West responds: "AgResearch needs to develop excellent relationships with Fonterra, Anzco, PPCS, Wool Equities - and if you're talking about the suppliers to the sector, then I absolutely agree.
"There is a tremendous opportunity in the Waikato for AgResearch and the University of Waikato and Waikato Polytechnic to be working together to help that agriculture servicing sector, such as the Gallaghers and TruTests, to activate their development.
"I want Ruakura, for example, to be looked on like it used to be. I want AgResearch to be seen as the single most important resource of knowledge for pastoral farming.
"It can't do it on its own. We have to work closely with the sector and the New Zealand universities and with other research institutes such as Canesis."
AgResearch has an established relationship with the sheep research firm Ovita, in which it holds a one-third shareholding. Ovita chief executive Damian Camp said the firm was renegotiating its research contracts but did not plan to reduce its contracts with AgResearch.
"We have a couple of smaller contracts with Oxford Brookes University and Wyoming University, and we are in discussions with a number of Australian research organisations.
"It's very focused-type research, things like elucidating the structure of particular molecules, short-term things that we need to get done very quickly. AgResearch is much more the longer-term partner."
AgResearch also has biotechnology partnerships with Auckland and Otago Universities and this month announced a proteomics laboratory (to study proteins) at Wellington's Victoria University.
West said AgResearch's biotech potential extended into human health and nutrition as well as traditional farming, and it needed to tap into research being done in the US and Europe.
"We are going to have to find a way of working not only in New Zealand but with North American and European scientists and technology companies in a way that we can contribute to them and we can take their technologies back here," he said.
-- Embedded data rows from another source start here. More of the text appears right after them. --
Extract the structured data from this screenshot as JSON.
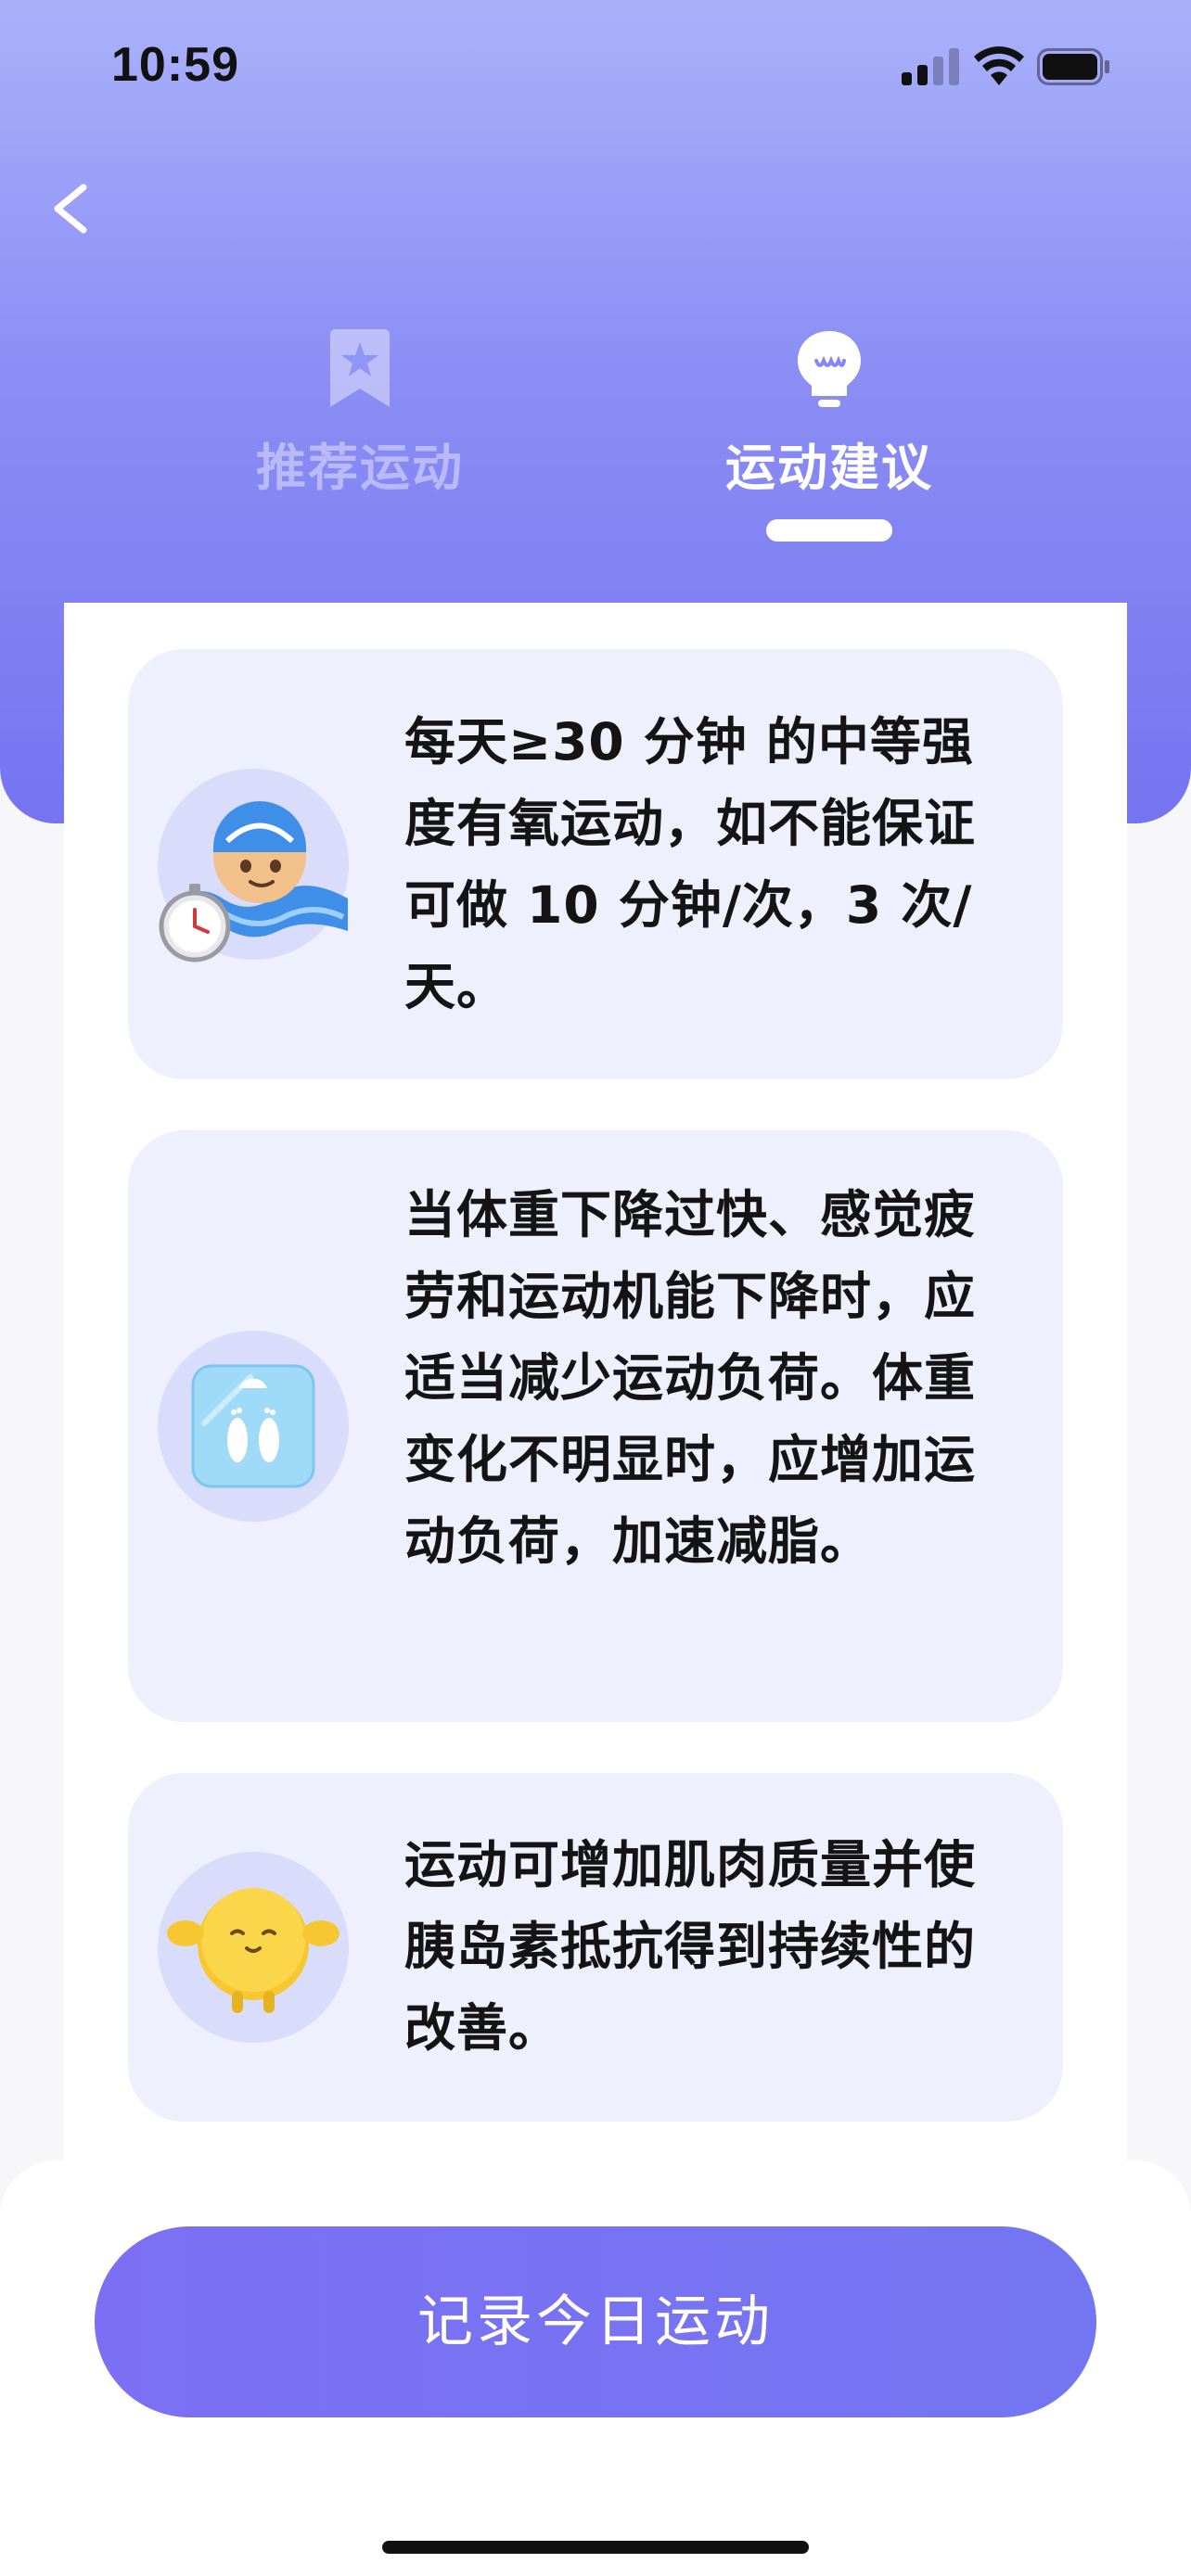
{
  "status_bar": {
    "time": "10:59"
  },
  "tabs": [
    {
      "label": "推荐运动",
      "icon": "bookmark-star-icon",
      "active": false
    },
    {
      "label": "运动建议",
      "icon": "lightbulb-icon",
      "active": true
    }
  ],
  "cards": [
    {
      "icon": "swimmer-stopwatch-icon",
      "text": "每天≥30 分钟 的中等强度有氧运动，如不能保证可做 10 分钟/次，3 次/天。"
    },
    {
      "icon": "weight-scale-icon",
      "text": "当体重下降过快、感觉疲劳和运动机能下降时，应适当减少运动负荷。体重变化不明显时，应增加运动负荷，加速减脂。"
    },
    {
      "icon": "muscle-character-icon",
      "text": "运动可增加肌肉质量并使胰岛素抵抗得到持续性的改善。"
    }
  ],
  "action": {
    "label": "记录今日运动"
  },
  "colors": {
    "header_gradient_top": "#aab1fa",
    "header_gradient_bottom": "#7574f1",
    "card_background": "#eef0fe",
    "button": "#7c6ff3"
  }
}
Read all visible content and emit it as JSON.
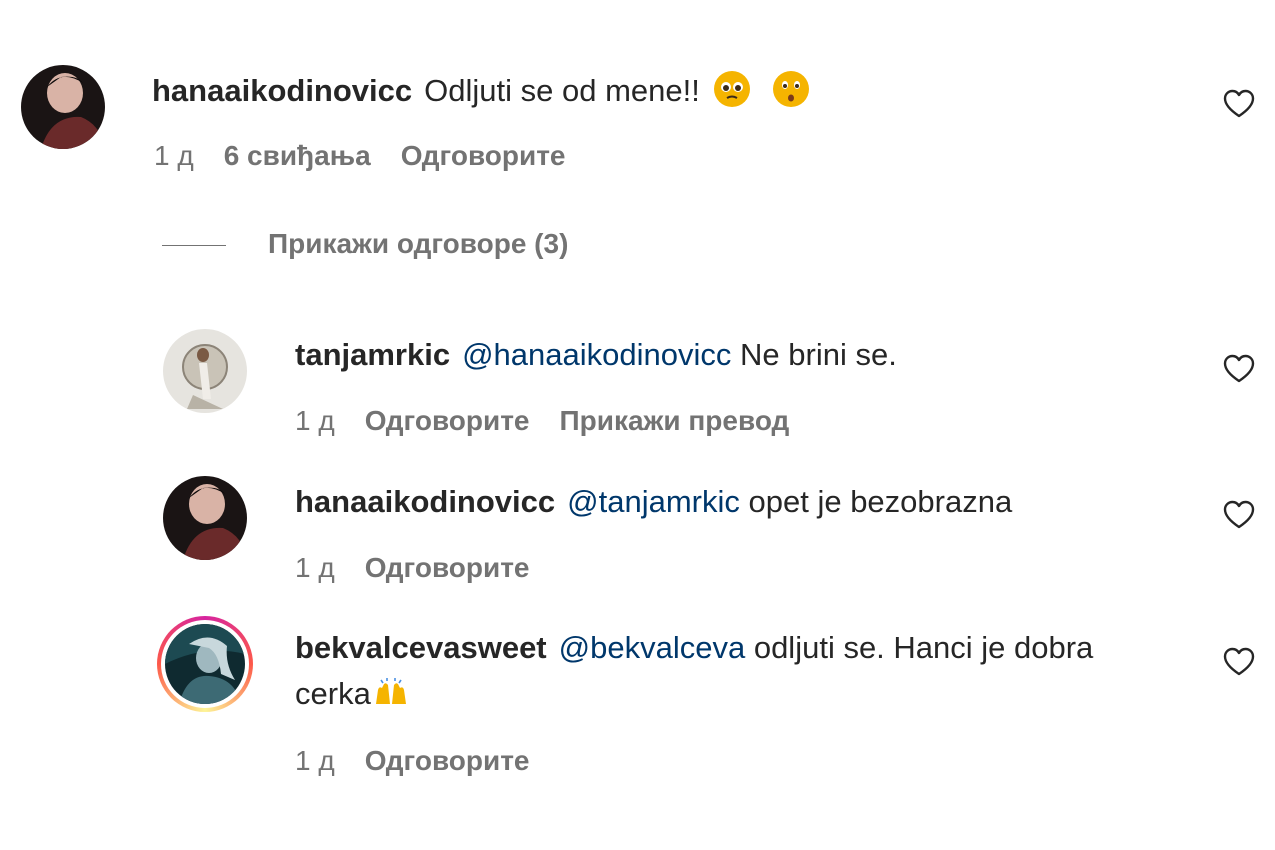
{
  "top_partial_text": "",
  "comments": [
    {
      "username": "hanaaikodinovicc",
      "mention": "",
      "text": "Odljuti se od mene!!",
      "time": "1 д",
      "likes": "6 свиђања",
      "reply_label": "Одговорите",
      "translate_label": ""
    }
  ],
  "view_replies": "Прикажи одговоре (3)",
  "replies": [
    {
      "username": "tanjamrkic",
      "mention": "@hanaaikodinovicc",
      "text": "Ne brini se.",
      "time": "1 д",
      "reply_label": "Одговорите",
      "translate_label": "Прикажи превод"
    },
    {
      "username": "hanaaikodinovicc",
      "mention": "@tanjamrkic",
      "text": "opet je bezobrazna",
      "time": "1 д",
      "reply_label": "Одговорите"
    },
    {
      "username": "bekvalcevasweet",
      "mention": "@bekvalceva",
      "text": "odljuti se. Hanci je dobra cerka",
      "time": "1 д",
      "reply_label": "Одговорите"
    }
  ],
  "icons": {
    "like": "heart-icon",
    "emoji_1": "pleading-face-emoji",
    "emoji_2": "kissing-face-emoji",
    "emoji_3": "raising-hands-emoji"
  },
  "colors": {
    "text": "#262626",
    "secondary": "#737373",
    "mention": "#00376b",
    "emoji": "#f5b400"
  }
}
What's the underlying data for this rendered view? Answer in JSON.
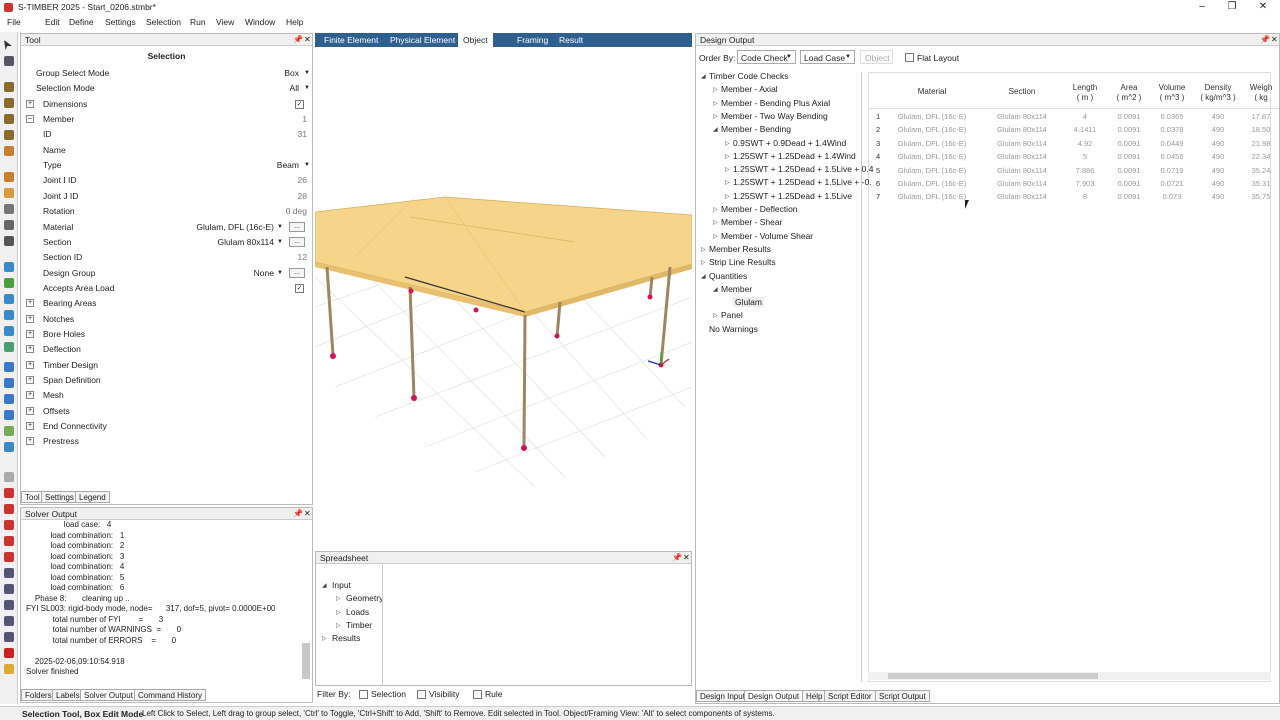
{
  "window": {
    "title": "S-TIMBER 2025 - Start_0206.stmbr*",
    "min_icon": "minimize-icon",
    "max_icon": "restore-icon",
    "close_icon": "close-icon"
  },
  "menu": [
    "File",
    "Edit",
    "Define",
    "Settings",
    "Selection",
    "Run",
    "View",
    "Window",
    "Help"
  ],
  "tool_panel": {
    "header": "Tool",
    "heading": "Selection",
    "rows": [
      {
        "label": "Group Select Mode",
        "value": "Box",
        "type": "dropdown"
      },
      {
        "label": "Selection Mode",
        "value": "All",
        "type": "dropdown"
      },
      {
        "label": "Dimensions",
        "value": "✓",
        "type": "check-expand"
      },
      {
        "label": "Member",
        "value": "1",
        "type": "expand-open"
      },
      {
        "label": "ID",
        "value": "31",
        "type": "text"
      },
      {
        "label": "Name",
        "value": "",
        "type": "text"
      },
      {
        "label": "Type",
        "value": "Beam",
        "type": "dropdown"
      },
      {
        "label": "Joint I ID",
        "value": "26",
        "type": "text"
      },
      {
        "label": "Joint J ID",
        "value": "28",
        "type": "text"
      },
      {
        "label": "Rotation",
        "value": "0  deg",
        "type": "text"
      },
      {
        "label": "Material",
        "value": "Glulam, DFL (16c-E)",
        "type": "dropdown-dots"
      },
      {
        "label": "Section",
        "value": "Glulam 80x114",
        "type": "dropdown-dots"
      },
      {
        "label": "Section ID",
        "value": "12",
        "type": "text"
      },
      {
        "label": "Design Group",
        "value": "None",
        "type": "dropdown-dots"
      },
      {
        "label": "Accepts Area Load",
        "value": "✓",
        "type": "check"
      },
      {
        "label": "Bearing Areas",
        "value": "",
        "type": "expand"
      },
      {
        "label": "Notches",
        "value": "",
        "type": "expand"
      },
      {
        "label": "Bore Holes",
        "value": "",
        "type": "expand"
      },
      {
        "label": "Deflection",
        "value": "",
        "type": "expand"
      },
      {
        "label": "Timber Design",
        "value": "",
        "type": "expand"
      },
      {
        "label": "Span Definition",
        "value": "",
        "type": "expand"
      },
      {
        "label": "Mesh",
        "value": "",
        "type": "expand"
      },
      {
        "label": "Offsets",
        "value": "",
        "type": "expand"
      },
      {
        "label": "End Connectivity",
        "value": "",
        "type": "expand"
      },
      {
        "label": "Prestress",
        "value": "",
        "type": "expand"
      }
    ],
    "tabs": [
      "Tool",
      "Settings",
      "Legend"
    ]
  },
  "viewport": {
    "tabs": [
      "Finite Element",
      "Physical Element",
      "Object",
      "Framing",
      "Result"
    ],
    "active_tab": "Object"
  },
  "solver": {
    "header": "Solver Output",
    "lines": [
      "                 load case:   4",
      "           load combination:   1",
      "           load combination:   2",
      "           load combination:   3",
      "           load combination:   4",
      "           load combination:   5",
      "           load combination:   6",
      "    Phase 8:       cleaning up ..",
      "FYI SL003: rigid-body mode, node=      317, dof=5, pivot= 0.0000E+00",
      "            total number of FYI        =       3",
      "            total number of WARNINGS  =       0",
      "            total number of ERRORS    =       0",
      "",
      "    2025-02-06,09:10:54.918",
      "Solver finished"
    ],
    "tabs": [
      "Folders",
      "Labels",
      "Solver Output",
      "Command History"
    ]
  },
  "spreadsheet": {
    "header": "Spreadsheet",
    "tree": [
      {
        "label": "Input",
        "indent": 0,
        "open": true
      },
      {
        "label": "Geometry",
        "indent": 1,
        "open": false
      },
      {
        "label": "Loads",
        "indent": 1,
        "open": false
      },
      {
        "label": "Timber",
        "indent": 1,
        "open": false
      },
      {
        "label": "Results",
        "indent": 0,
        "open": false
      }
    ],
    "filter_label": "Filter By:",
    "filters": [
      "Selection",
      "Visibility",
      "Rule"
    ]
  },
  "design_output": {
    "header": "Design Output",
    "order_by_label": "Order By:",
    "order_by": "Code Check",
    "load_case": "Load Case",
    "object_btn": "Object",
    "flat_layout": "Flat Layout",
    "tree": [
      {
        "label": "Timber Code Checks",
        "indent": 0,
        "tri": "open"
      },
      {
        "label": "Member - Axial",
        "indent": 1,
        "tri": "closed"
      },
      {
        "label": "Member - Bending Plus Axial",
        "indent": 1,
        "tri": "closed"
      },
      {
        "label": "Member - Two Way Bending",
        "indent": 1,
        "tri": "closed"
      },
      {
        "label": "Member - Bending",
        "indent": 1,
        "tri": "open"
      },
      {
        "label": "0.9SWT + 0.9Dead + 1.4Wind",
        "indent": 2,
        "tri": "closed"
      },
      {
        "label": "1.25SWT + 1.25Dead + 1.4Wind",
        "indent": 2,
        "tri": "closed"
      },
      {
        "label": "1.25SWT + 1.25Dead + 1.5Live + 0.4",
        "indent": 2,
        "tri": "closed"
      },
      {
        "label": "1.25SWT + 1.25Dead + 1.5Live + -0.",
        "indent": 2,
        "tri": "closed"
      },
      {
        "label": "1.25SWT + 1.25Dead + 1.5Live",
        "indent": 2,
        "tri": "closed"
      },
      {
        "label": "Member - Deflection",
        "indent": 1,
        "tri": "closed"
      },
      {
        "label": "Member - Shear",
        "indent": 1,
        "tri": "closed"
      },
      {
        "label": "Member - Volume Shear",
        "indent": 1,
        "tri": "closed"
      },
      {
        "label": "Member Results",
        "indent": 0,
        "tri": "closed"
      },
      {
        "label": "Strip Line Results",
        "indent": 0,
        "tri": "closed"
      },
      {
        "label": "Quantities",
        "indent": 0,
        "tri": "open"
      },
      {
        "label": "Member",
        "indent": 1,
        "tri": "open"
      },
      {
        "label": "Glulam",
        "indent": 2,
        "tri": "none"
      },
      {
        "label": "Panel",
        "indent": 1,
        "tri": "closed"
      },
      {
        "label": "No Warnings",
        "indent": 0,
        "tri": "none"
      }
    ],
    "columns": [
      "Material",
      "Section",
      "Length\n( m )",
      "Area\n( m^2 )",
      "Volume\n( m^3 )",
      "Density\n( kg/m^3 )",
      "Weigh\n( kg"
    ],
    "rows": [
      [
        "1",
        "Glulam, DFL (16c-E)",
        "Glulam 80x114",
        "4",
        "0.0091",
        "0.0365",
        "490",
        "17.87"
      ],
      [
        "2",
        "Glulam, DFL (16c-E)",
        "Glulam 80x114",
        "4.1411",
        "0.0091",
        "0.0378",
        "490",
        "18.50"
      ],
      [
        "3",
        "Glulam, DFL (16c-E)",
        "Glulam 80x114",
        "4.92",
        "0.0091",
        "0.0449",
        "490",
        "21.98"
      ],
      [
        "4",
        "Glulam, DFL (16c-E)",
        "Glulam 80x114",
        "5",
        "0.0091",
        "0.0456",
        "490",
        "22.34"
      ],
      [
        "5",
        "Glulam, DFL (16c-E)",
        "Glulam 80x114",
        "7.886",
        "0.0091",
        "0.0719",
        "490",
        "35.24"
      ],
      [
        "6",
        "Glulam, DFL (16c-E)",
        "Glulam 80x114",
        "7.903",
        "0.0091",
        "0.0721",
        "490",
        "35.31"
      ],
      [
        "7",
        "Glulam, DFL (16c-E)",
        "Glulam 80x114",
        "8",
        "0.0091",
        "0.073",
        "490",
        "35.75"
      ]
    ],
    "tabs": [
      "Design Input",
      "Design Output",
      "Help",
      "Script Editor",
      "Script Output"
    ]
  },
  "status": {
    "mode": "Selection Tool, Box Edit Mode",
    "hint": "Left Click to Select, Left drag to group select, 'Ctrl' to Toggle, 'Ctrl+Shift' to Add, 'Shift' to Remove. Edit selected in Tool. Object/Framing View: 'Alt' to select components of systems."
  },
  "colors": {
    "tab_bar": "#2f5f8f",
    "roof": "#f6d58a",
    "column": "#a08460",
    "support": "#d0145a"
  }
}
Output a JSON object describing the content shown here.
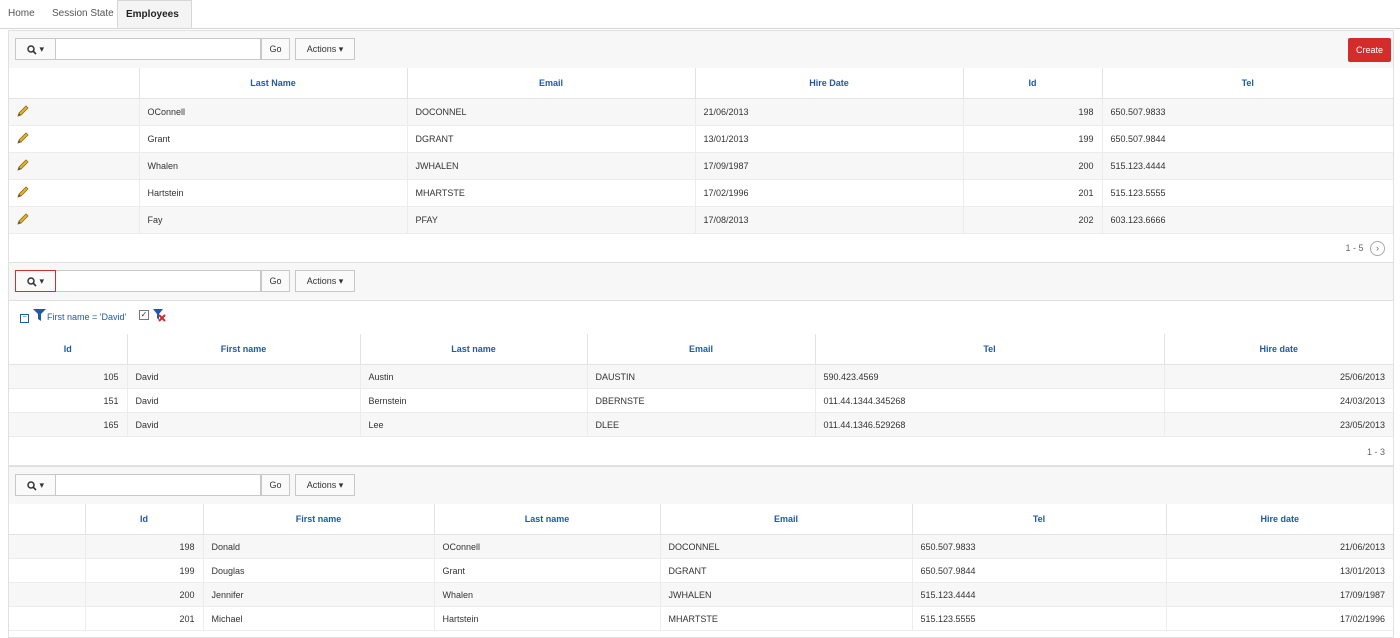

"It's not all genetic engineering. GE is one biotechnology, but that is a much too limiting view. It's technologies to do with the fertility of animals, to do with animal health, it's technologies to do with basically the configuration of food production and stuff like that.
"To talk about food in a traditional industry is not the right way to talk about it. The science has got a long way to go to understand the importance of nutrition in health. We have a role to play in that.
"Equally importantly, you take it back down the chain to the farmers and say we can produce it but only by changing the way we do it on the farm. AgResearch has a very important role to play there.
"AgResearch is back. It's going to become, once again, the absolute fuel cell of agriculture."
AgResearch
* A Crown-owned research and development company with its headquarters at Ruakura, Hamilton.
* Comprises:
AgResearch Science, a research organisation targeting new biotechnology-based food industries, "clean green" food industries, environmental improvement.
Celentis, a wholly owned subsidiary aimed at commercialising science in three areas - animal drug delivery, neutriceuticals, and food industry measurement systems.
* Employs 1300 staff.
* Earned revenue of $130 million last year.